If, as a minor or an adult, you have suffered the trauma and humiliation of sexual abuse, you should know that Illinois lawmakers have extended the statute of limitations on many sexual abuse offenses, so that victims may have added opportunities to press for criminal action against their abusers.
This is a complex legal issue, because new laws have been layered on top of older ones. There are technical distinctions to be drawn that can only be resolved by legal counsel. Nonetheless, you can get an overall view of the sexual abuse statute of limitations with a couple of rules-of-thumb:
1) For childhood victims of sexual abuse, prosecution may be possible until the victims reach 38 years of age. (This is because Illinois lawmakers recognized the difficult nature of childhood abuse – and since the 1980s have allowed more and more time for victims to cope with the deep, often hidden nature of their trauma – and then to come forward.)
2) In many circumstances, the statute of limitations does not apply to sexual abuse cases for which an abuser’s DNA has become available for analysis and inclusion in DNA databases. The law, in other words, allows for newly available DNA evidence to bring abusers to justice.
Here are some other factors that can have an effect on statute of limitation issues in sexual abuse cases. These examples are added reasons why a lay person needs professional help to make sense of the legal landscape surrounding such cases.
1) Specific sex crimes have had their descriptions altered over the last 20 years. What is now a crime may not have been one when it occurred.
2) Whether the abuser was a family member, a stranger, or a legal guardian is important, as distinct statutes my apply in each case. Similarly, whether the victim was an adult or minor at the time of the abuse makes an difference.
3) In most cases of abuse of minors, the crime must have been originally reported by the time the victim turned 21.
4) Even in cases of sexual abuse in which the statute of limitations has lapsed, the law provides for exceptions, when the arguments is compelling, on a case-by-case basis.
5) If the case involves murder of the victim – or the victim’s death within two years – there is no statute of limitations on the crime.
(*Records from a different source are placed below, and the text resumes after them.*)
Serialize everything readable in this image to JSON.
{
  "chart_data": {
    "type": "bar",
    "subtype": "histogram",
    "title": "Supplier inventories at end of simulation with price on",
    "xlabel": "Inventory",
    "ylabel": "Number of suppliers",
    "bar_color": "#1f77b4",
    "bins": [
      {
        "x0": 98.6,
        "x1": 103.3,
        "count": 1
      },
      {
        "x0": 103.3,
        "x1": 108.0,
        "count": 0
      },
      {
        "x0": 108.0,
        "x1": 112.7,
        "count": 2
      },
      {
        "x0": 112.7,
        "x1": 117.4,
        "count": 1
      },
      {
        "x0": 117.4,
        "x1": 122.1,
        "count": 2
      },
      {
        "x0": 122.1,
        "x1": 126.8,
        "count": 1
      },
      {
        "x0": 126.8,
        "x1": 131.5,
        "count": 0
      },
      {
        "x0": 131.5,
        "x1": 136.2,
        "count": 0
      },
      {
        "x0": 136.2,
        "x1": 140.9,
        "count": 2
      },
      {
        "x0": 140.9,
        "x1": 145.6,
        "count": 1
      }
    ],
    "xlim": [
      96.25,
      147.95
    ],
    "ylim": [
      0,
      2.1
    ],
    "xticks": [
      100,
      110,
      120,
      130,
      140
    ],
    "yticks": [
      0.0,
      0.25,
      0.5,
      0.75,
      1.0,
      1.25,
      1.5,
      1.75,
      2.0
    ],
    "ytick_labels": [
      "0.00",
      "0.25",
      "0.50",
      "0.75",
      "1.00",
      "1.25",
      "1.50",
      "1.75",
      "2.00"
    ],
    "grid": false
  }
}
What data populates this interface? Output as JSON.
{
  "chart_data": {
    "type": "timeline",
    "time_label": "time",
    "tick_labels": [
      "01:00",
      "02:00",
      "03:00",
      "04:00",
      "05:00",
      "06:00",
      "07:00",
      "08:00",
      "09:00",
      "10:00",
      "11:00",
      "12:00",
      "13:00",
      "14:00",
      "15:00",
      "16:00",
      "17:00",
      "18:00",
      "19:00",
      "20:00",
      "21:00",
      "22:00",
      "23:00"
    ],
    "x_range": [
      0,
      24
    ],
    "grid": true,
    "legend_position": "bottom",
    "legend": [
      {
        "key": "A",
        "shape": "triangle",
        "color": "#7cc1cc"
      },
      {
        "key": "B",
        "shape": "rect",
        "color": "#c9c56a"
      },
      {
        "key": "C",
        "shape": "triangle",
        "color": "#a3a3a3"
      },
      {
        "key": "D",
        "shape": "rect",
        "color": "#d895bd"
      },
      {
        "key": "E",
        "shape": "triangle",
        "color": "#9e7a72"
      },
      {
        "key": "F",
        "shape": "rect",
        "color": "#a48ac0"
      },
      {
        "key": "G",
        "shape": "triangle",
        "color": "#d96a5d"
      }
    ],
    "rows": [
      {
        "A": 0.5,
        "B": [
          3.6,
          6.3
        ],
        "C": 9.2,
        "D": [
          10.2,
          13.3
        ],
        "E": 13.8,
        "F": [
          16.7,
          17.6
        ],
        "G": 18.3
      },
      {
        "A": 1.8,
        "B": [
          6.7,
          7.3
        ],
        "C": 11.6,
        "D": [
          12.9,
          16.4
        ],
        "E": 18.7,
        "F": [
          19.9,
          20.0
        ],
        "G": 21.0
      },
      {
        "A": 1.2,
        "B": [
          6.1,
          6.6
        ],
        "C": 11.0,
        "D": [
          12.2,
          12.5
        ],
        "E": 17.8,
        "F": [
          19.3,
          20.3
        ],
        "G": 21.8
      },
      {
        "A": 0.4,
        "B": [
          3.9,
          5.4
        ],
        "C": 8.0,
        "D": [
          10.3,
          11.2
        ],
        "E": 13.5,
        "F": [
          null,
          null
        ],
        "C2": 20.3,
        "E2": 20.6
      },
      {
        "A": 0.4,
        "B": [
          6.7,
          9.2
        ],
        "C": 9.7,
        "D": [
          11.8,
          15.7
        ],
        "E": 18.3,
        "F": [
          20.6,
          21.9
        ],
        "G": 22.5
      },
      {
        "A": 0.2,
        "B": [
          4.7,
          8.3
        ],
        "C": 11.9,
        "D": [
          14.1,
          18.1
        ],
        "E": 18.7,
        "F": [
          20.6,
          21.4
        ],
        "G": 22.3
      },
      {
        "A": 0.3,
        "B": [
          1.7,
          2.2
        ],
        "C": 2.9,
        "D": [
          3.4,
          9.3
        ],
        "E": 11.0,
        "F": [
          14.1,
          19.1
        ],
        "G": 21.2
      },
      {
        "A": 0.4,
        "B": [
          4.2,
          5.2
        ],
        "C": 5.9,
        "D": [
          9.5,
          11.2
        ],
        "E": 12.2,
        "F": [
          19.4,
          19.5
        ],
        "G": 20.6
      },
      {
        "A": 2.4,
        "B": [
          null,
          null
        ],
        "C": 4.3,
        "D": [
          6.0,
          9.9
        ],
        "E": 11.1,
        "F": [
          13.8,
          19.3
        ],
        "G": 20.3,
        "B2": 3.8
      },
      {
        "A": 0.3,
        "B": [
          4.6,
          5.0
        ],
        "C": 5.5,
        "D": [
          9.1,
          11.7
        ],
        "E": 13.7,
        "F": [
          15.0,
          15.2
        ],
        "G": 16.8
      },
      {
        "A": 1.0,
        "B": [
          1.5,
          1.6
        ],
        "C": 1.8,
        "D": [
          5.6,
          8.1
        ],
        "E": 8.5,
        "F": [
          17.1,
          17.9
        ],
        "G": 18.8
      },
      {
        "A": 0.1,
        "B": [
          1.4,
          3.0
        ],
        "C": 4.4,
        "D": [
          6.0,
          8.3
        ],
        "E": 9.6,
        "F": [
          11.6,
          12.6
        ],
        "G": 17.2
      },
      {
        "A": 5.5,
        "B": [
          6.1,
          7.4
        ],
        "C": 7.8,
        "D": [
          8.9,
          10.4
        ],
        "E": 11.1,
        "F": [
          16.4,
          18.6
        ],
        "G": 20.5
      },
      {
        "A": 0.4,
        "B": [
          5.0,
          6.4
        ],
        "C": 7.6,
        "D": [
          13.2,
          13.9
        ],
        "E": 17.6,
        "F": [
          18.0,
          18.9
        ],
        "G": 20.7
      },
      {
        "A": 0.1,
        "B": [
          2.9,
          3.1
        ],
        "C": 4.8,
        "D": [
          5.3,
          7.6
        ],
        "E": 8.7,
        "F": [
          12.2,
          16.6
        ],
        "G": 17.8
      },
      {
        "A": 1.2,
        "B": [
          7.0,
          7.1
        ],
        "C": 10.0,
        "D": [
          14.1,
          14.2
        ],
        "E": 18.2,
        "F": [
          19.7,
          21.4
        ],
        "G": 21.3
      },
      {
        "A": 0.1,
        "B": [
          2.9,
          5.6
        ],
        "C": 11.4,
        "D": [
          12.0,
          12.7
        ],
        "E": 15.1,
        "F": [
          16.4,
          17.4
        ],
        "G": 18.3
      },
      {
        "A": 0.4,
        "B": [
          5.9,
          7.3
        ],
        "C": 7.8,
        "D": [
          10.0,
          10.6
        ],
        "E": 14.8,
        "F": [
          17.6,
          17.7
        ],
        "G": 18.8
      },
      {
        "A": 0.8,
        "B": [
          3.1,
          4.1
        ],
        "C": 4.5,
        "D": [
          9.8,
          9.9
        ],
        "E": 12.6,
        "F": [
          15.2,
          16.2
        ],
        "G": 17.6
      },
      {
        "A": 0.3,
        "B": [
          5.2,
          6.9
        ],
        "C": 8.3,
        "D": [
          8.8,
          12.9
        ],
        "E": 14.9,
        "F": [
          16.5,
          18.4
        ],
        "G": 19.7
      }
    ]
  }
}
To summarize, as Illinois legislators have made laws of sexual abuse more sympathetic to the victims, they have also introduced complexity into the legal process. One such element of complexity surrounds the statute of limitation for such crimes. In most cases these have been extended to allow for prosecutions of such serious crimes. For victims seeking justice, if they obtain legal assistance, these extensions provide opportunities for them to seek criminal prosecutions for their abusers.